ERDBRINK: Well, it does feel that the political faction that will support him at least on economical issues will gain in strength.
So of course, the sanctions have been lifted in January. Again, Iran's president Rouhani has been propagating to open up the economy.
This strong minority can help him in achieving that. At the same time, hardliners will try to oppose such changes.
So it is definitely not some kind of blank check for President Rouhani.
INSKEEP: So if we're looking for change in Iran, it would be economic change,
opening up the economy and not necessarily changes in the freedom of expression or the rules for women or anything else.
ERDBRINK: I think that laws have proven very hard to be altered here in the Islamic Republic of Iran since the revolution.
And it will be quite a while before we see changes in that. But you're right; at the same time, the economy should open up.
It's absolutely necessary.

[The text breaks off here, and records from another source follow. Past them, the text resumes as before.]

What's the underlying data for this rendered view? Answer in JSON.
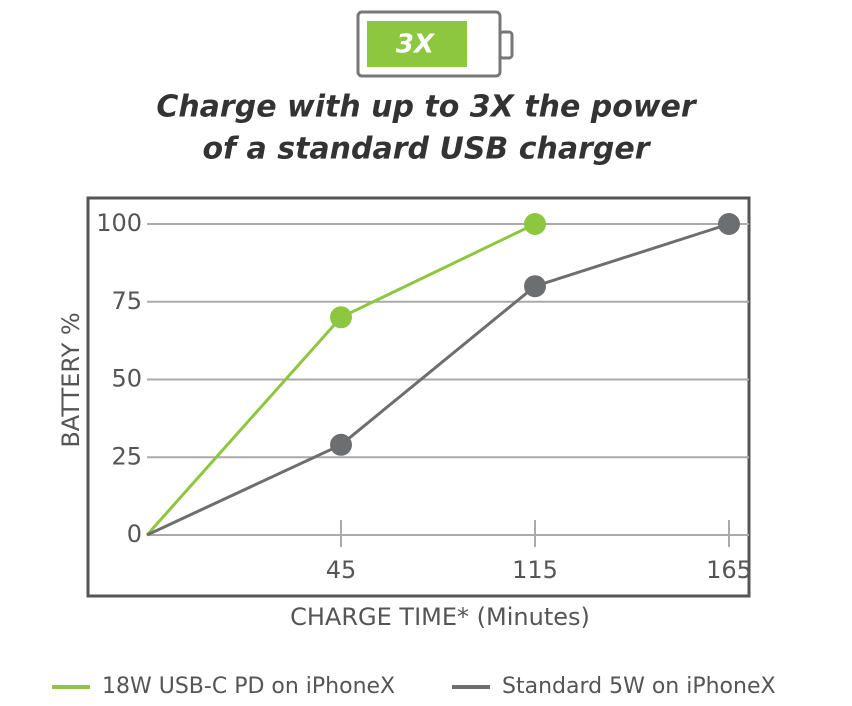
{
  "chart_data": {
    "type": "line",
    "badge": "3X",
    "title": [
      "Charge with up to 3X the power",
      "of a standard USB charger"
    ],
    "x_label": "CHARGE TIME* (Minutes)",
    "y_label": "BATTERY %",
    "categories": [
      null,
      "45",
      "115",
      "165"
    ],
    "series": [
      {
        "name": "18W USB-C PD on iPhoneX",
        "color": "#8dc63f",
        "values": [
          0,
          70,
          100,
          null
        ]
      },
      {
        "name": "Standard 5W on iPhoneX",
        "color": "#6d6e70",
        "values": [
          0,
          29,
          80,
          100
        ]
      }
    ],
    "ylim": [
      0,
      100
    ],
    "yticks": [
      0,
      25,
      50,
      75,
      100
    ],
    "grid": true
  }
}
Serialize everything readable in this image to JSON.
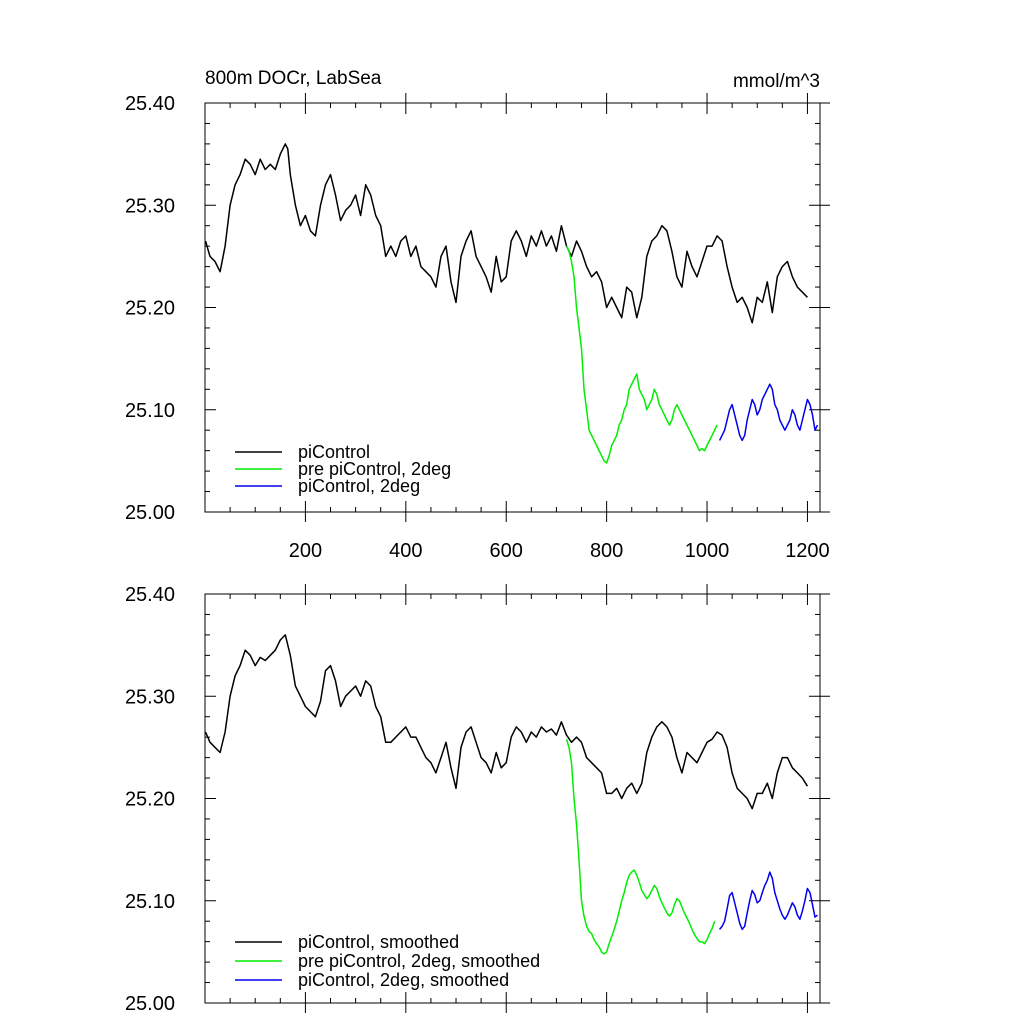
{
  "chart_data": [
    {
      "type": "line",
      "title_left": "800m DOCr, LabSea",
      "title_right": "mmol/m^3",
      "xlim": [
        0,
        1225
      ],
      "ylim": [
        25.0,
        25.4
      ],
      "x_tick_values": [
        200,
        400,
        600,
        800,
        1000,
        1200
      ],
      "x_tick_labels": [
        "200",
        "400",
        "600",
        "800",
        "1000",
        "1200"
      ],
      "y_tick_values": [
        25.0,
        25.1,
        25.2,
        25.3,
        25.4
      ],
      "y_tick_labels": [
        "25.00",
        "25.10",
        "25.20",
        "25.30",
        "25.40"
      ],
      "legend_position": "bottom-left",
      "series": [
        {
          "name": "piControl",
          "color": "#000000",
          "x": [
            1,
            10,
            20,
            30,
            40,
            50,
            60,
            70,
            80,
            90,
            100,
            110,
            120,
            130,
            140,
            150,
            160,
            165,
            170,
            180,
            190,
            200,
            210,
            220,
            230,
            240,
            250,
            260,
            270,
            280,
            290,
            300,
            310,
            320,
            330,
            340,
            350,
            360,
            370,
            380,
            390,
            400,
            410,
            420,
            430,
            440,
            450,
            460,
            470,
            480,
            490,
            500,
            510,
            520,
            530,
            540,
            550,
            560,
            570,
            580,
            590,
            600,
            610,
            620,
            630,
            640,
            650,
            660,
            670,
            680,
            690,
            700,
            710,
            720,
            730,
            740,
            750,
            760,
            770,
            780,
            790,
            800,
            810,
            820,
            830,
            840,
            850,
            860,
            870,
            880,
            890,
            900,
            910,
            920,
            930,
            940,
            950,
            960,
            970,
            980,
            990,
            1000,
            1010,
            1020,
            1030,
            1040,
            1050,
            1060,
            1070,
            1080,
            1090,
            1100,
            1110,
            1120,
            1130,
            1140,
            1150,
            1160,
            1170,
            1180,
            1190,
            1200
          ],
          "y": [
            25.265,
            25.25,
            25.245,
            25.235,
            25.26,
            25.3,
            25.32,
            25.33,
            25.345,
            25.34,
            25.33,
            25.345,
            25.335,
            25.34,
            25.335,
            25.35,
            25.36,
            25.355,
            25.33,
            25.3,
            25.28,
            25.29,
            25.275,
            25.27,
            25.3,
            25.32,
            25.33,
            25.31,
            25.285,
            25.295,
            25.3,
            25.31,
            25.29,
            25.32,
            25.31,
            25.29,
            25.28,
            25.25,
            25.26,
            25.25,
            25.265,
            25.27,
            25.25,
            25.26,
            25.24,
            25.235,
            25.23,
            25.22,
            25.25,
            25.26,
            25.225,
            25.205,
            25.25,
            25.265,
            25.275,
            25.25,
            25.24,
            25.23,
            25.215,
            25.25,
            25.225,
            25.23,
            25.265,
            25.275,
            25.265,
            25.25,
            25.27,
            25.26,
            25.275,
            25.26,
            25.27,
            25.255,
            25.28,
            25.26,
            25.25,
            25.265,
            25.255,
            25.24,
            25.23,
            25.235,
            25.225,
            25.2,
            25.21,
            25.2,
            25.19,
            25.22,
            25.215,
            25.19,
            25.21,
            25.25,
            25.265,
            25.27,
            25.28,
            25.275,
            25.255,
            25.23,
            25.22,
            25.255,
            25.24,
            25.23,
            25.245,
            25.26,
            25.26,
            25.27,
            25.265,
            25.24,
            25.22,
            25.205,
            25.21,
            25.2,
            25.185,
            25.21,
            25.205,
            25.225,
            25.195,
            25.23,
            25.24,
            25.245,
            25.23,
            25.22,
            25.215,
            25.21
          ]
        },
        {
          "name": "pre piControl, 2deg",
          "color": "#00ee00",
          "x": [
            720,
            725,
            730,
            735,
            740,
            745,
            750,
            755,
            760,
            765,
            770,
            775,
            780,
            785,
            790,
            795,
            800,
            805,
            810,
            815,
            820,
            825,
            830,
            835,
            840,
            845,
            850,
            855,
            860,
            865,
            870,
            875,
            880,
            885,
            890,
            895,
            900,
            905,
            910,
            915,
            920,
            925,
            930,
            935,
            940,
            945,
            950,
            955,
            960,
            965,
            970,
            975,
            980,
            985,
            990,
            995,
            1000,
            1005,
            1010,
            1015,
            1020
          ],
          "y": [
            25.26,
            25.255,
            25.245,
            25.23,
            25.2,
            25.18,
            25.16,
            25.12,
            25.1,
            25.08,
            25.075,
            25.07,
            25.065,
            25.06,
            25.055,
            25.05,
            25.048,
            25.055,
            25.065,
            25.07,
            25.075,
            25.085,
            25.09,
            25.1,
            25.105,
            25.12,
            25.125,
            25.13,
            25.135,
            25.12,
            25.115,
            25.11,
            25.1,
            25.105,
            25.11,
            25.12,
            25.115,
            25.105,
            25.1,
            25.095,
            25.09,
            25.085,
            25.09,
            25.1,
            25.105,
            25.1,
            25.095,
            25.09,
            25.085,
            25.08,
            25.075,
            25.07,
            25.065,
            25.06,
            25.062,
            25.06,
            25.065,
            25.07,
            25.075,
            25.08,
            25.085
          ]
        },
        {
          "name": "piControl, 2deg",
          "color": "#0000ee",
          "x": [
            1025,
            1030,
            1035,
            1040,
            1045,
            1050,
            1055,
            1060,
            1065,
            1070,
            1075,
            1080,
            1085,
            1090,
            1095,
            1100,
            1105,
            1110,
            1115,
            1120,
            1125,
            1130,
            1135,
            1140,
            1145,
            1150,
            1155,
            1160,
            1165,
            1170,
            1175,
            1180,
            1185,
            1190,
            1195,
            1200,
            1205,
            1210,
            1215,
            1220
          ],
          "y": [
            25.07,
            25.075,
            25.08,
            25.09,
            25.1,
            25.105,
            25.095,
            25.085,
            25.075,
            25.07,
            25.075,
            25.09,
            25.1,
            25.11,
            25.105,
            25.095,
            25.1,
            25.11,
            25.115,
            25.12,
            25.125,
            25.12,
            25.105,
            25.1,
            25.09,
            25.085,
            25.08,
            25.085,
            25.09,
            25.1,
            25.095,
            25.085,
            25.08,
            25.09,
            25.1,
            25.11,
            25.105,
            25.095,
            25.08,
            25.085
          ]
        }
      ]
    },
    {
      "type": "line",
      "title_left": "",
      "title_right": "",
      "xlim": [
        0,
        1225
      ],
      "ylim": [
        25.0,
        25.4
      ],
      "x_tick_values": [
        200,
        400,
        600,
        800,
        1000,
        1200
      ],
      "x_tick_labels": [],
      "y_tick_values": [
        25.0,
        25.1,
        25.2,
        25.3,
        25.4
      ],
      "y_tick_labels": [
        "25.00",
        "25.10",
        "25.20",
        "25.30",
        "25.40"
      ],
      "legend_position": "bottom-left",
      "series": [
        {
          "name": "piControl, smoothed",
          "color": "#000000",
          "x": [
            1,
            10,
            20,
            30,
            40,
            50,
            60,
            70,
            80,
            90,
            100,
            110,
            120,
            130,
            140,
            150,
            160,
            170,
            180,
            190,
            200,
            210,
            220,
            230,
            240,
            250,
            260,
            270,
            280,
            290,
            300,
            310,
            320,
            330,
            340,
            350,
            360,
            370,
            380,
            390,
            400,
            410,
            420,
            430,
            440,
            450,
            460,
            470,
            480,
            490,
            500,
            510,
            520,
            530,
            540,
            550,
            560,
            570,
            580,
            590,
            600,
            610,
            620,
            630,
            640,
            650,
            660,
            670,
            680,
            690,
            700,
            710,
            720,
            730,
            740,
            750,
            760,
            770,
            780,
            790,
            800,
            810,
            820,
            830,
            840,
            850,
            860,
            870,
            880,
            890,
            900,
            910,
            920,
            930,
            940,
            950,
            960,
            970,
            980,
            990,
            1000,
            1010,
            1020,
            1030,
            1040,
            1050,
            1060,
            1070,
            1080,
            1090,
            1100,
            1110,
            1120,
            1130,
            1140,
            1150,
            1160,
            1170,
            1180,
            1190,
            1200
          ],
          "y": [
            25.265,
            25.255,
            25.25,
            25.245,
            25.265,
            25.3,
            25.32,
            25.33,
            25.345,
            25.34,
            25.33,
            25.338,
            25.335,
            25.34,
            25.345,
            25.355,
            25.36,
            25.34,
            25.31,
            25.3,
            25.29,
            25.285,
            25.28,
            25.295,
            25.325,
            25.33,
            25.315,
            25.29,
            25.3,
            25.305,
            25.31,
            25.3,
            25.315,
            25.31,
            25.29,
            25.28,
            25.255,
            25.255,
            25.26,
            25.265,
            25.27,
            25.26,
            25.26,
            25.25,
            25.24,
            25.235,
            25.225,
            25.24,
            25.255,
            25.23,
            25.21,
            25.25,
            25.265,
            25.27,
            25.255,
            25.24,
            25.235,
            25.225,
            25.245,
            25.23,
            25.235,
            25.26,
            25.27,
            25.265,
            25.255,
            25.265,
            25.26,
            25.27,
            25.265,
            25.268,
            25.262,
            25.275,
            25.262,
            25.255,
            25.26,
            25.255,
            25.24,
            25.235,
            25.23,
            25.225,
            25.205,
            25.205,
            25.21,
            25.2,
            25.21,
            25.215,
            25.205,
            25.215,
            25.245,
            25.26,
            25.27,
            25.275,
            25.27,
            25.26,
            25.24,
            25.225,
            25.245,
            25.24,
            25.235,
            25.245,
            25.255,
            25.258,
            25.265,
            25.262,
            25.25,
            25.225,
            25.21,
            25.205,
            25.2,
            25.19,
            25.205,
            25.205,
            25.215,
            25.2,
            25.225,
            25.24,
            25.24,
            25.23,
            25.225,
            25.22,
            25.212
          ]
        },
        {
          "name": "pre piControl, 2deg, smoothed",
          "color": "#00ee00",
          "x": [
            720,
            725,
            730,
            735,
            740,
            745,
            750,
            755,
            760,
            765,
            770,
            775,
            780,
            785,
            790,
            795,
            800,
            805,
            810,
            815,
            820,
            825,
            830,
            835,
            840,
            845,
            850,
            855,
            860,
            865,
            870,
            875,
            880,
            885,
            890,
            895,
            900,
            905,
            910,
            915,
            920,
            925,
            930,
            935,
            940,
            945,
            950,
            955,
            960,
            965,
            970,
            975,
            980,
            985,
            990,
            995,
            1000,
            1005,
            1010,
            1015
          ],
          "y": [
            25.258,
            25.25,
            25.235,
            25.2,
            25.175,
            25.14,
            25.1,
            25.085,
            25.075,
            25.07,
            25.068,
            25.062,
            25.058,
            25.055,
            25.05,
            25.048,
            25.05,
            25.058,
            25.065,
            25.072,
            25.08,
            25.09,
            25.1,
            25.108,
            25.118,
            25.125,
            25.128,
            25.13,
            25.125,
            25.118,
            25.11,
            25.106,
            25.102,
            25.105,
            25.11,
            25.115,
            25.112,
            25.104,
            25.098,
            25.093,
            25.088,
            25.085,
            25.088,
            25.096,
            25.102,
            25.1,
            25.094,
            25.088,
            25.083,
            25.078,
            25.072,
            25.067,
            25.063,
            25.06,
            25.06,
            25.058,
            25.062,
            25.068,
            25.073,
            25.08
          ]
        },
        {
          "name": "piControl, 2deg, smoothed",
          "color": "#0000ee",
          "x": [
            1025,
            1030,
            1035,
            1040,
            1045,
            1050,
            1055,
            1060,
            1065,
            1070,
            1075,
            1080,
            1085,
            1090,
            1095,
            1100,
            1105,
            1110,
            1115,
            1120,
            1125,
            1130,
            1135,
            1140,
            1145,
            1150,
            1155,
            1160,
            1165,
            1170,
            1175,
            1180,
            1185,
            1190,
            1195,
            1200,
            1205,
            1210,
            1215,
            1220
          ],
          "y": [
            25.072,
            25.075,
            25.08,
            25.092,
            25.105,
            25.108,
            25.098,
            25.088,
            25.078,
            25.072,
            25.075,
            25.088,
            25.1,
            25.11,
            25.106,
            25.098,
            25.1,
            25.108,
            25.115,
            25.12,
            25.128,
            25.122,
            25.108,
            25.1,
            25.092,
            25.086,
            25.082,
            25.086,
            25.092,
            25.098,
            25.094,
            25.086,
            25.082,
            25.09,
            25.1,
            25.112,
            25.108,
            25.096,
            25.084,
            25.086
          ]
        }
      ]
    }
  ]
}
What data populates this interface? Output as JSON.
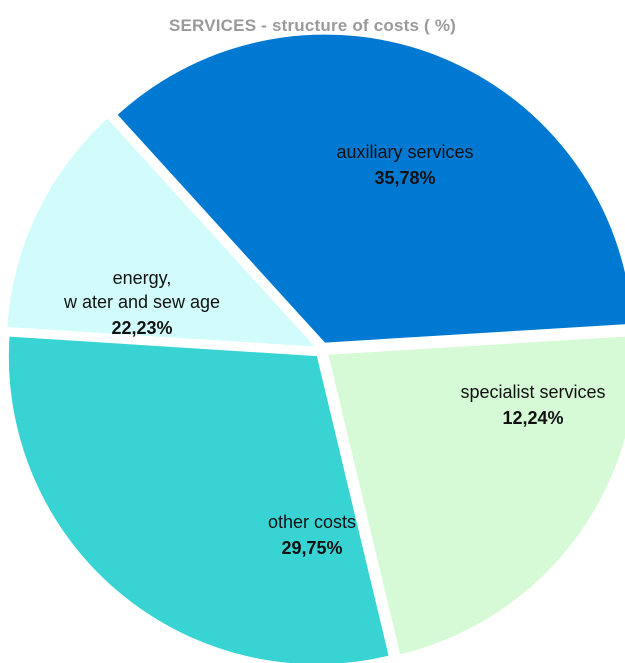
{
  "chart_data": {
    "type": "pie",
    "title": "SERVICES - structure of costs ( %)",
    "slices": [
      {
        "label": "auxiliary services",
        "value": 35.78,
        "value_label": "35,78%",
        "color": "#0079d2"
      },
      {
        "label": "specialist services",
        "value": 12.24,
        "value_label": "12,24%",
        "color": "#d2fcfc"
      },
      {
        "label": "other costs",
        "value": 29.75,
        "value_label": "29,75%",
        "color": "#38d3d3"
      },
      {
        "label": [
          "energy,",
          "w ater and sew age"
        ],
        "value": 22.23,
        "value_label": "22,23%",
        "color": "#d5fad5"
      }
    ],
    "legend": "none"
  }
}
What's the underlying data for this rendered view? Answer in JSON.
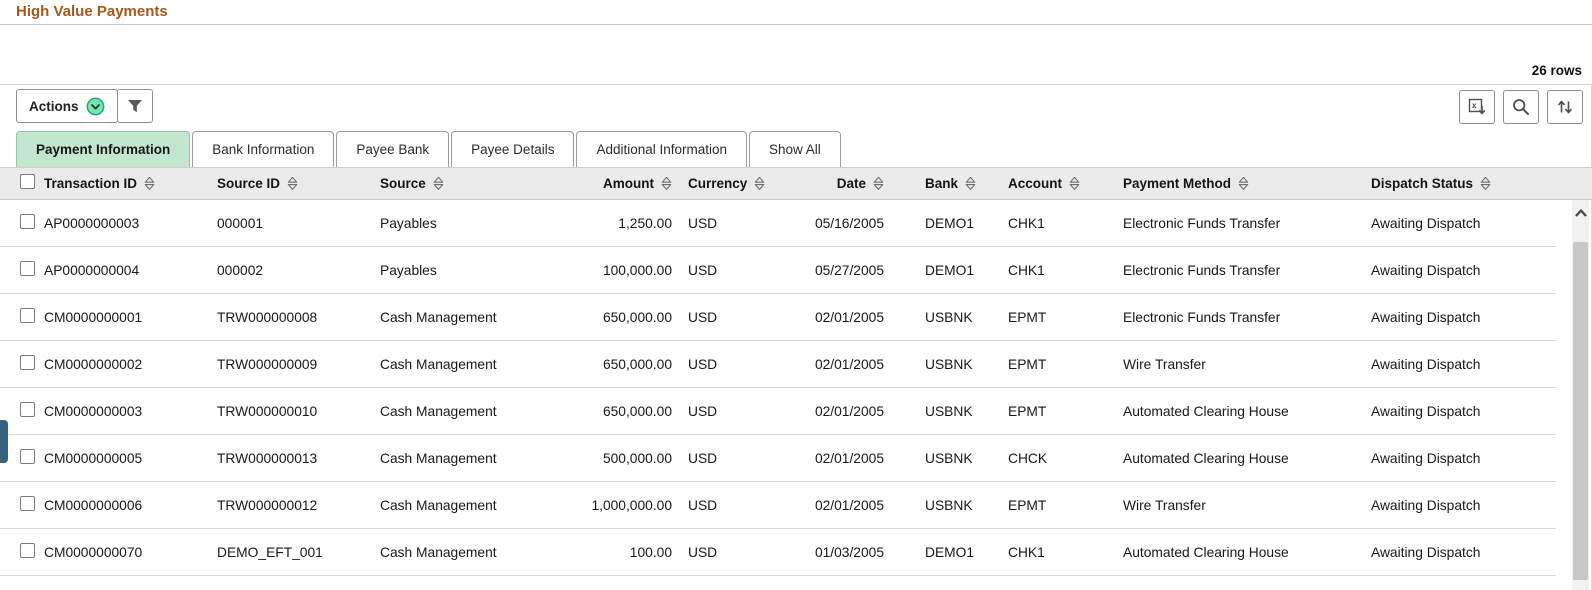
{
  "page": {
    "title": "High Value Payments",
    "row_count_label": "26 rows"
  },
  "toolbar": {
    "actions_label": "Actions",
    "icons": {
      "actions_chevron": "chevron-down-circle",
      "filter": "funnel",
      "export": "export-grid-download",
      "search": "magnifier",
      "sort": "arrows-up-down",
      "scroll_up": "chevron-up",
      "column_sort": "split-diamond"
    }
  },
  "tabs": [
    {
      "label": "Payment Information",
      "active": true
    },
    {
      "label": "Bank Information",
      "active": false
    },
    {
      "label": "Payee Bank",
      "active": false
    },
    {
      "label": "Payee Details",
      "active": false
    },
    {
      "label": "Additional Information",
      "active": false
    },
    {
      "label": "Show All",
      "active": false
    }
  ],
  "table": {
    "columns": [
      {
        "key": "transaction_id",
        "label": "Transaction ID",
        "sortable": true
      },
      {
        "key": "source_id",
        "label": "Source ID",
        "sortable": true
      },
      {
        "key": "source",
        "label": "Source",
        "sortable": true
      },
      {
        "key": "amount",
        "label": "Amount",
        "sortable": true
      },
      {
        "key": "currency",
        "label": "Currency",
        "sortable": true
      },
      {
        "key": "date",
        "label": "Date",
        "sortable": true
      },
      {
        "key": "bank",
        "label": "Bank",
        "sortable": true
      },
      {
        "key": "account",
        "label": "Account",
        "sortable": true
      },
      {
        "key": "payment_method",
        "label": "Payment Method",
        "sortable": true
      },
      {
        "key": "dispatch_status",
        "label": "Dispatch Status",
        "sortable": true
      }
    ],
    "rows": [
      {
        "transaction_id": "AP0000000003",
        "source_id": "000001",
        "source": "Payables",
        "amount": "1,250.00",
        "currency": "USD",
        "date": "05/16/2005",
        "bank": "DEMO1",
        "account": "CHK1",
        "payment_method": "Electronic Funds Transfer",
        "dispatch_status": "Awaiting Dispatch"
      },
      {
        "transaction_id": "AP0000000004",
        "source_id": "000002",
        "source": "Payables",
        "amount": "100,000.00",
        "currency": "USD",
        "date": "05/27/2005",
        "bank": "DEMO1",
        "account": "CHK1",
        "payment_method": "Electronic Funds Transfer",
        "dispatch_status": "Awaiting Dispatch"
      },
      {
        "transaction_id": "CM0000000001",
        "source_id": "TRW000000008",
        "source": "Cash Management",
        "amount": "650,000.00",
        "currency": "USD",
        "date": "02/01/2005",
        "bank": "USBNK",
        "account": "EPMT",
        "payment_method": "Electronic Funds Transfer",
        "dispatch_status": "Awaiting Dispatch"
      },
      {
        "transaction_id": "CM0000000002",
        "source_id": "TRW000000009",
        "source": "Cash Management",
        "amount": "650,000.00",
        "currency": "USD",
        "date": "02/01/2005",
        "bank": "USBNK",
        "account": "EPMT",
        "payment_method": "Wire Transfer",
        "dispatch_status": "Awaiting Dispatch"
      },
      {
        "transaction_id": "CM0000000003",
        "source_id": "TRW000000010",
        "source": "Cash Management",
        "amount": "650,000.00",
        "currency": "USD",
        "date": "02/01/2005",
        "bank": "USBNK",
        "account": "EPMT",
        "payment_method": "Automated Clearing House",
        "dispatch_status": "Awaiting Dispatch"
      },
      {
        "transaction_id": "CM0000000005",
        "source_id": "TRW000000013",
        "source": "Cash Management",
        "amount": "500,000.00",
        "currency": "USD",
        "date": "02/01/2005",
        "bank": "USBNK",
        "account": "CHCK",
        "payment_method": "Automated Clearing House",
        "dispatch_status": "Awaiting Dispatch"
      },
      {
        "transaction_id": "CM0000000006",
        "source_id": "TRW000000012",
        "source": "Cash Management",
        "amount": "1,000,000.00",
        "currency": "USD",
        "date": "02/01/2005",
        "bank": "USBNK",
        "account": "EPMT",
        "payment_method": "Wire Transfer",
        "dispatch_status": "Awaiting Dispatch"
      },
      {
        "transaction_id": "CM0000000070",
        "source_id": "DEMO_EFT_001",
        "source": "Cash Management",
        "amount": "100.00",
        "currency": "USD",
        "date": "01/03/2005",
        "bank": "DEMO1",
        "account": "CHK1",
        "payment_method": "Automated Clearing House",
        "dispatch_status": "Awaiting Dispatch"
      }
    ]
  },
  "colors": {
    "title_accent": "#a5581a",
    "active_tab_bg": "#c3e7ce",
    "active_tab_border": "#93c6a6",
    "actions_icon_green": "#76e6b2",
    "header_bg": "#ebebeb",
    "row_border": "#d8d8d8",
    "handle_blue": "#35607e",
    "scroll_thumb": "#c7c7c7"
  }
}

I'm here now in the ministry of interior, which really looks like it could use a complete overhaul.
That's just the impression you get when you visit many Iranian government sites but also industrial sites.
They need to get the economy going. That will be Mr. Rouhani's priority,
and it will also be the priority of those who support him possibly in the future in Parliament.
INSKEEP: What do you mean the building you're in looks like it needs renovation?
ERDBRINK: Yeah, it needs quite a bit of renovation. I guess it's from 40 years ago.
Part of it has been painted, but yeah, it's just symbolic for a lot of the state of the industry, government offices and so on.
And so the whole country needs an overhaul. And, you know, President Rouhani should be the one who OKs that.
INSKEEP: Thomas, thanks very much. Always a pleasure talking with you.
ERDBRINK: Thank you, Steve.
INSKEEP: Thomas Erdbrink is a reporter for The New York Times in Tehran.